Das Schicksal schlägt zu. Die 50-jährige Raynor Winn und ihr Ehemann Moth verlieren ihren Bauernhof in Wales nach einer Fehlspekulation. Als sie ihr Heim räumen, erhält Moth die vernichtende Diagnose, dass er an der degenerativen Gehirnkrankheit CBD leidet, die nach ein paar Jahren zum Tod führt. Was nun?

Das Paar beschliesst mit rund 150 Franken im Sack, die südwestenglische Landspitze zu umwandern. Ausgangspunkt ist das malerische Städtchen Minehead im Norden der Grafschaft Devon. Von dort aus schaffen die beiden die Strecke bis nach Cornwall in zwei Sommern. Den Winter dazwischen überbrückt das Paar in der Scheune eines Freundes.

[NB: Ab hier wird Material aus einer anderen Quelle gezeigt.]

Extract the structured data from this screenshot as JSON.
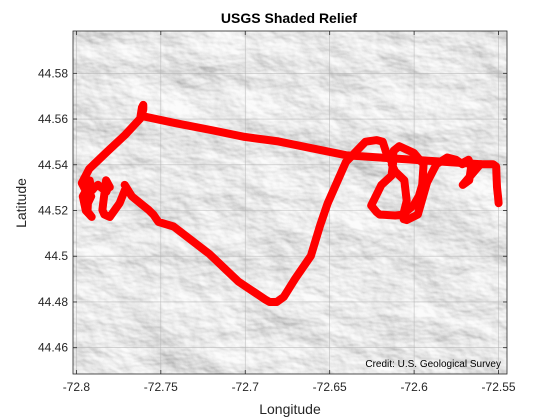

Für Zivilisationsmüde mag diese Wanderung nach ultimativer Erholung klingen, denn diese Landschaft packt jedermann. Nicht so zwei Ob­dachlose, die zum Marschieren gezwungen sind: «Ein ewiges Auf und Ab zwischen Ginster und Stein, stets begleitet vom Brausen des Meeres. Ein Rhythmus aus Qual und Hunger, Schmerz und Durst …» Dazu kommen die sozialen Stiche. Denn Wanderer pflegen sich auszutauschen – woher, wohin des Weges? Obdachlosen ist selbst dieser Small Talk peinlich.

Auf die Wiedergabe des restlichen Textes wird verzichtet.